Their features blurred and blended, spinning with the dark, the beach, and the sky until the stark walls of an interrogation room and the detective I’d seen throughout my childhood filled my mind’s eye.

Chapter Three

*

Nerida

AGE: 17 YRS OLD

*

(Love in Finnish: Rakkaus)

“YOU’RE SURE THIS STATEMENT IS AS TRUE and as accurate as you can make it? I know you said you don’t know Ethan’s last name, but you made sure his description is as detailed as possible?” Wayne Gratt, my father’s friend and our next door neighbour four houses down, steepled his hands on the cold metal table and gave me a forlorn look.

“It’s true and accurate, and yes, I don’t know his last name.”

He rolled his shoulders. “As a cop, I shouldn’t say this, but as a friend of your father’s, I’m so sorry, Nerida. What he did to you. What you’ve told me here tonight.” He shook his head, his lips curling into a snarl. “I want to murder him myself.”

You’re too late.

I hung my head, clinging to the performance I’d given of a distraught, abused little girl who hadn’t watched her soulmate beat Ethan within an inch of his life and then toss that life overboard.

“Thank you, Detective Gratt.”

He shuddered and squeezed his nape. “You know, you should tell your parents everything he did. It might help. I know Jack will be going out of his mind. The ‘what ifs’ will drive him more mad than the actual knowing.”

His weathered face and salt-and-pepper hair made him look older than his sixty years. What a shame he was here, working on Christmas night, when his two older children were staying with their toddlers, filling his house with the newest generation. I knew he worked a lot because he’d lost his wife two years ago. I knew Dad went around to his place fairly often for a beer and to keep an eye on him. And I knew the way he watched me with a bone-deep pain and remorse wasn’t faked, it was genuine.

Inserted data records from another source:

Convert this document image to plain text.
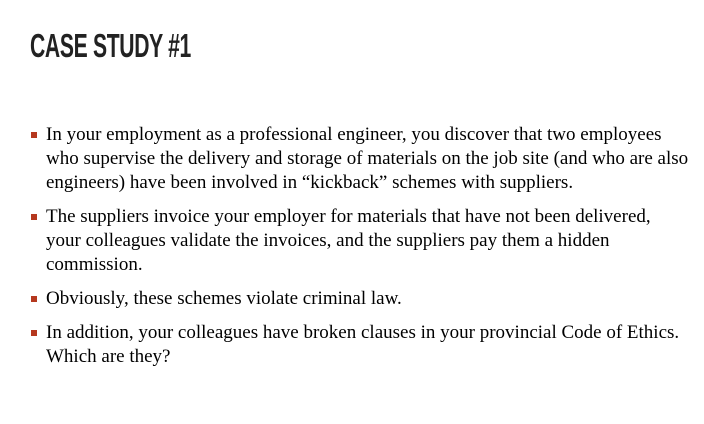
CASE STUDY #1
In your employment as a professional engineer, you discover that two employees who supervise the delivery and storage of materials on the job site (and who are also engineers) have been involved in “kickback” schemes with suppliers.
The suppliers invoice your employer for materials that have not been delivered, your colleagues validate the invoices, and the suppliers pay them a hidden commission.
Obviously, these schemes violate criminal law.
In addition, your colleagues have broken clauses in your provincial Code of Ethics. Which are they?
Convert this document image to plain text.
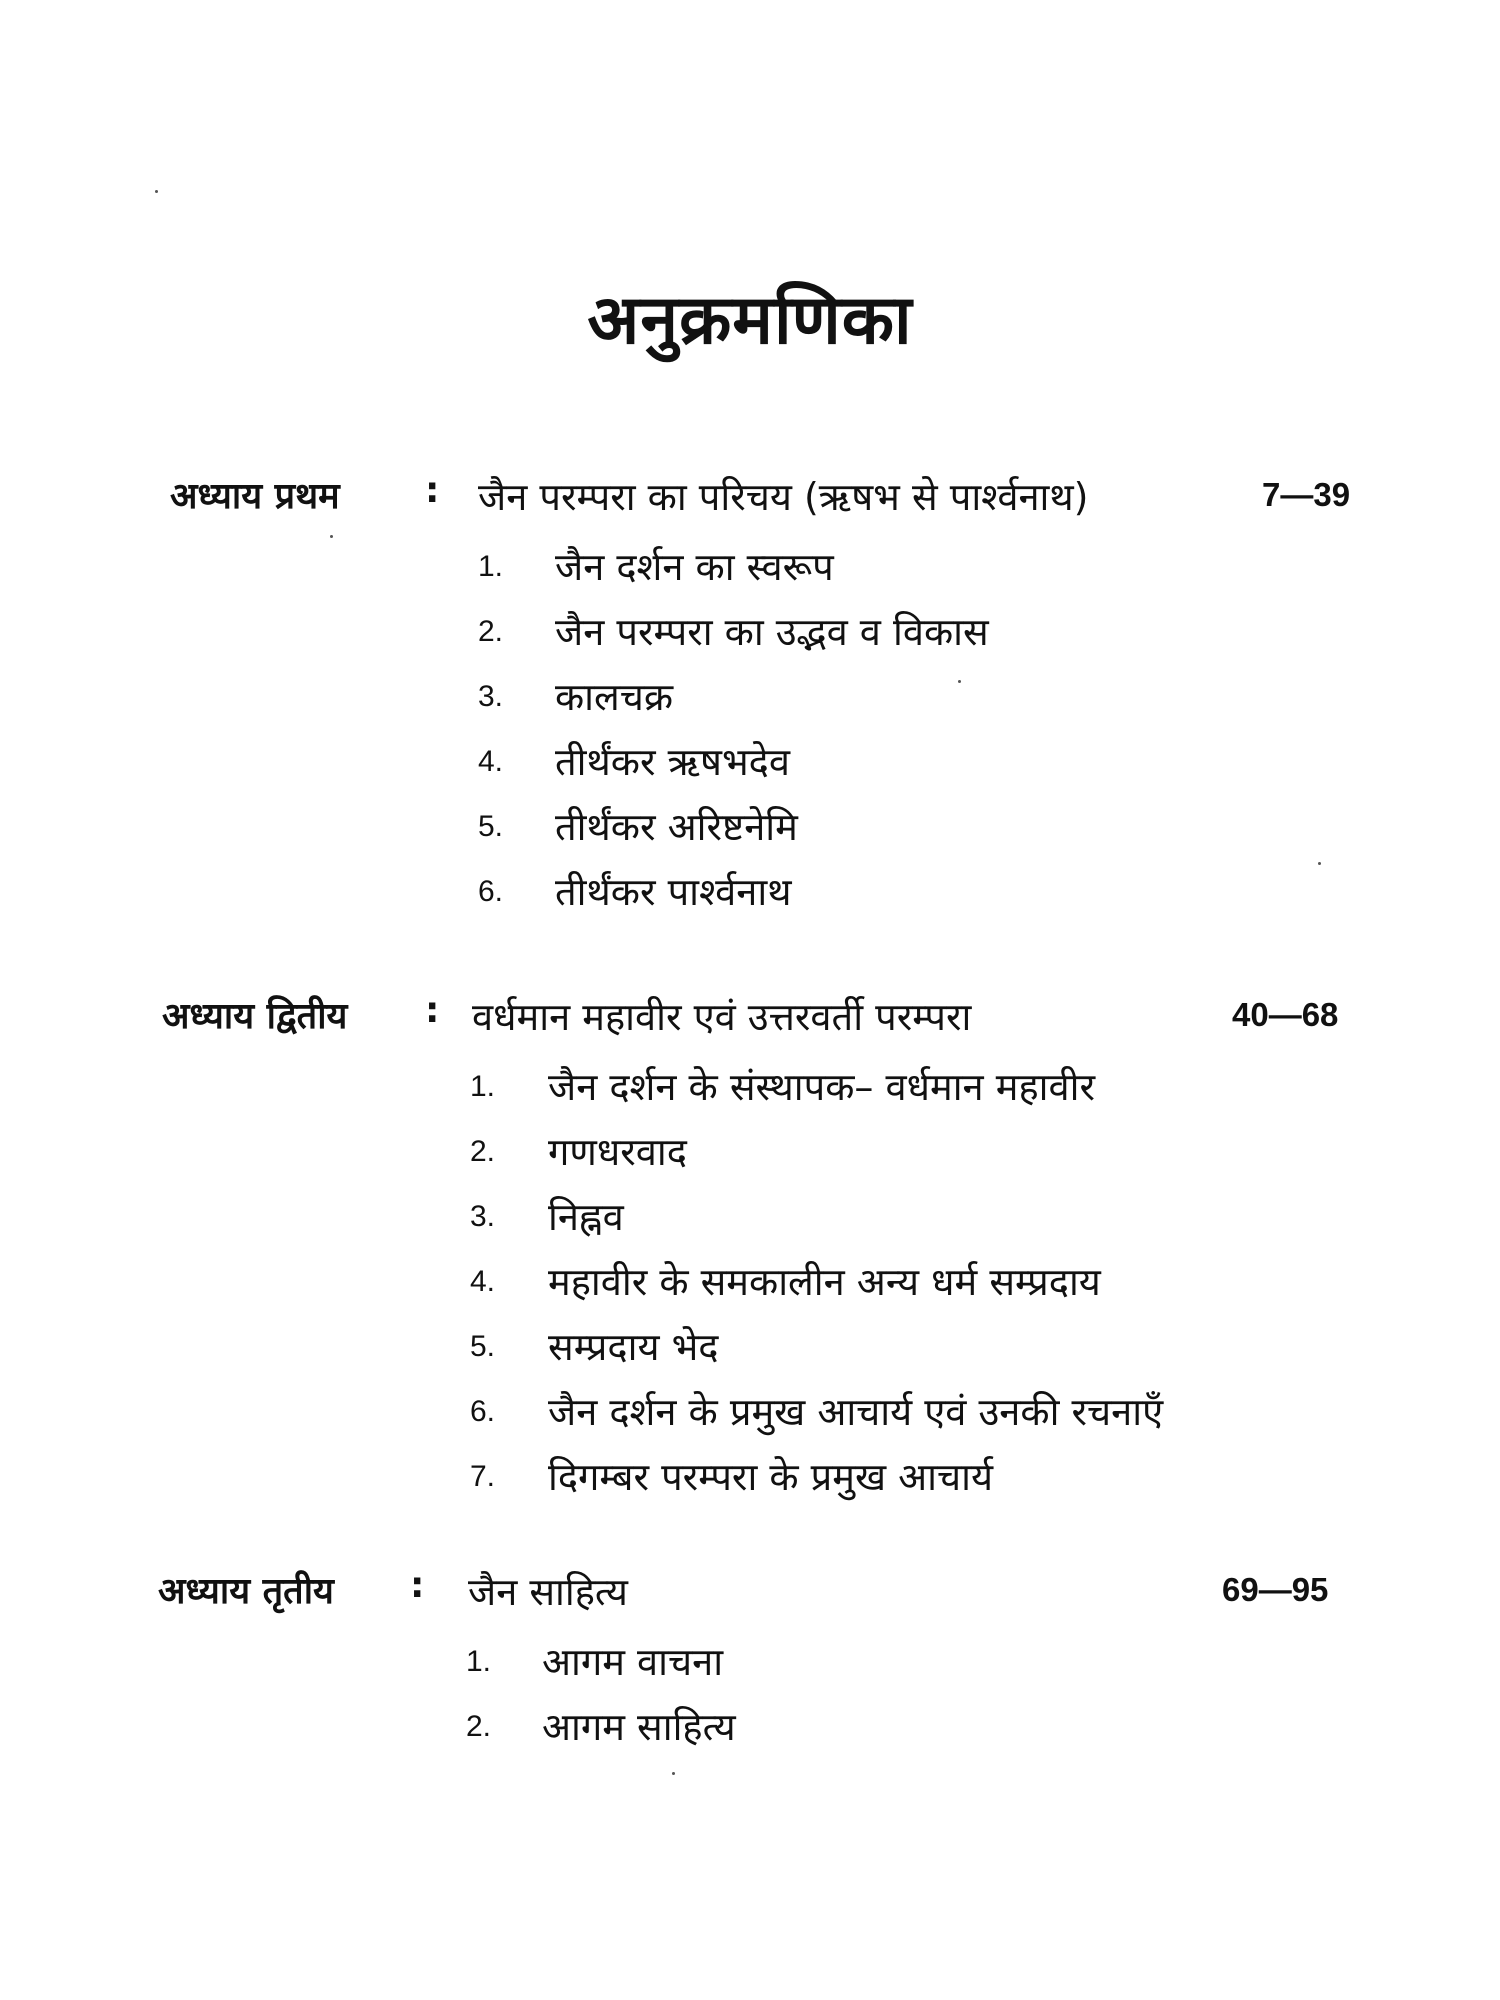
अनुक्रमणिका
अध्याय प्रथम : जैन परम्परा का परिचय (ऋषभ से पार्श्वनाथ)	7—39
1. जैन दर्शन का स्वरूप
2. जैन परम्परा का उद्भव व विकास
3. कालचक्र
4. तीर्थंकर ऋषभदेव
5. तीर्थंकर अरिष्टनेमि
6. तीर्थंकर पार्श्वनाथ
अध्याय द्वितीय : वर्धमान महावीर एवं उत्तरवर्ती परम्परा	40—68
1. जैन दर्शन के संस्थापक– वर्धमान महावीर
2. गणधरवाद
3. निह्नव
4. महावीर के समकालीन अन्य धर्म सम्प्रदाय
5. सम्प्रदाय भेद
6. जैन दर्शन के प्रमुख आचार्य एवं उनकी रचनाएँ
7. दिगम्बर परम्परा के प्रमुख आचार्य
अध्याय तृतीय : जैन साहित्य	69—95
1. आगम वाचना
2. आगम साहित्य
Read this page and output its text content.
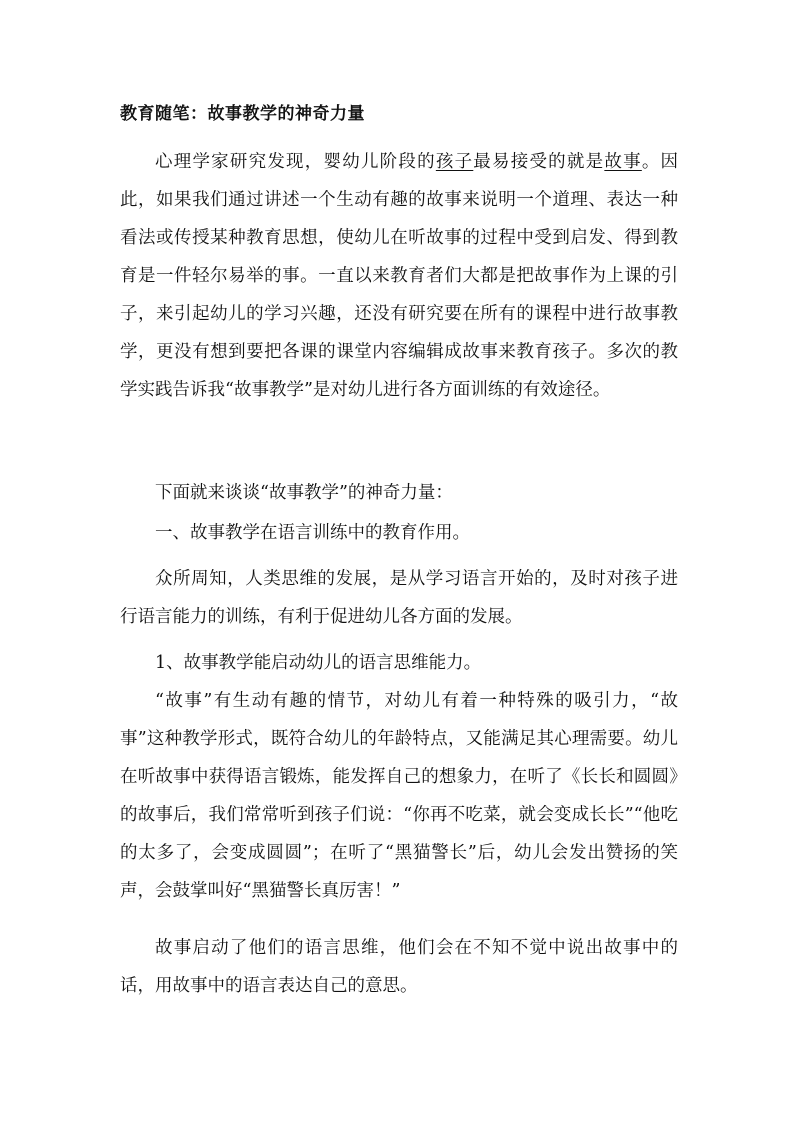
教育随笔：故事教学的神奇力量

心理学家研究发现，婴幼儿阶段的孩子最易接受的就是故事。因此，如果我们通过讲述一个生动有趣的故事来说明一个道理、表达一种看法或传授某种教育思想，使幼儿在听故事的过程中受到启发、得到教育是一件轻尔易举的事。一直以来教育者们大都是把故事作为上课的引子，来引起幼儿的学习兴趣，还没有研究要在所有的课程中进行故事教学，更没有想到要把各课的课堂内容编辑成故事来教育孩子。多次的教学实践告诉我“故事教学”是对幼儿进行各方面训练的有效途径。

下面就来谈谈“故事教学”的神奇力量：

一、故事教学在语言训练中的教育作用。

众所周知，人类思维的发展，是从学习语言开始的，及时对孩子进行语言能力的训练，有利于促进幼儿各方面的发展。

1、故事教学能启动幼儿的语言思维能力。

“故事”有生动有趣的情节，对幼儿有着一种特殊的吸引力，“故事”这种教学形式，既符合幼儿的年龄特点，又能满足其心理需要。幼儿在听故事中获得语言锻炼，能发挥自己的想象力，在听了《长长和圆圆》的故事后，我们常常听到孩子们说：“你再不吃菜，就会变成长长”“他吃的太多了，会变成圆圆”；在听了“黑猫警长”后，幼儿会发出赞扬的笑声，会鼓掌叫好“黑猫警长真厉害！”

故事启动了他们的语言思维，他们会在不知不觉中说出故事中的话，用故事中的语言表达自己的意思。
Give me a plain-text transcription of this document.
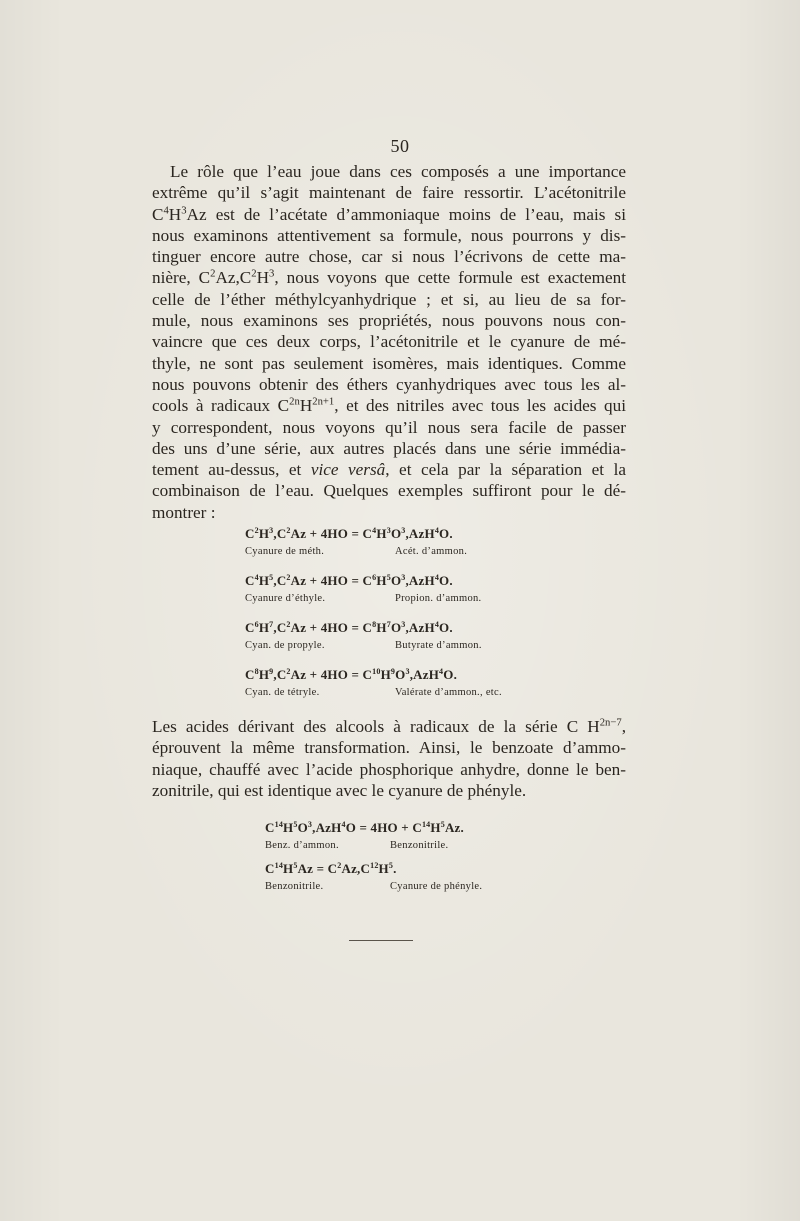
50
Le rôle que l’eau joue dans ces composés a une importance
extrême qu’il s’agit maintenant de faire ressortir. L’acétonitrile
$C^4H^3Az$ est de l’acétate d’ammoniaque moins de l’eau, mais si
nous examinons attentivement sa formule, nous pourrons y dis-
tinguer encore autre chose, car si nous l’écrivons de cette ma-
nière, $C^2Az,C^2H^3$, nous voyons que cette formule est exactement
celle de l’éther méthylcyanhydrique ; et si, au lieu de sa for-
mule, nous examinons ses propriétés, nous pouvons nous con-
vaincre que ces deux corps, l’acétonitrile et le cyanure de mé-
thyle, ne sont pas seulement isomères, mais identiques. Comme
nous pouvons obtenir des éthers cyanhydriques avec tous les al-
cools à radicaux $C^{2n}H^{2n+1}$, et des nitriles avec tous les acides qui
y correspondent, nous voyons qu’il nous sera facile de passer
des uns d’une série, aux autres placés dans une série immédia-
tement au-dessus, et vice versâ, et cela par la séparation et la
combinaison de l’eau. Quelques exemples suffiront pour le dé-
montrer :
$C^2H^3,C^2Az + 4HO = C^4H^3O^3,AzH^4O$.
Cyanure de méth.	Acét. d’ammon.
$C^4H^5,C^2Az + 4HO = C^6H^5O^3,AzH^4O$.
Cyanure d’éthyle.	Propion. d’ammon.
$C^6H^7,C^2Az + 4HO = C^8H^7O^3,AzH^4O$.
Cyan. de propyle.	Butyrate d’ammon.
$C^8H^9,C^2Az + 4HO = C^{10}H^9O^3,AzH^4O$.
Cyan. de tétryle.	Valérate d’ammon., etc.
Les acides dérivant des alcools à radicaux de la série C $H^{2n-7}$,
éprouvent la même transformation. Ainsi, le benzoate d’ammo-
niaque, chauffé avec l’acide phosphorique anhydre, donne le ben-
zonitrile, qui est identique avec le cyanure de phényle.
$C^{14}H^5O^3,AzH^4O = 4HO + C^{14}H^5Az$.
Benz. d’ammon.	Benzonitrile.
$C^{14}H^5Az = C^2Az,C^{12}H^5$.
Benzonitrile.	Cyanure de phényle.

And that hurt because if he watched me in such a terrified, horrified way—a man who’d only existed on the outskirts of my childhood—how on earth would my own father look at me?

I stiffened. “Can I trust you not to tell him? It’s my choice to keep this from them. They know it happened. That’s enough. I did something I never thought I’d ever do by hitting Dad around the back of the head. I’ve already hurt him enough without making him hear what Ethan did as well.”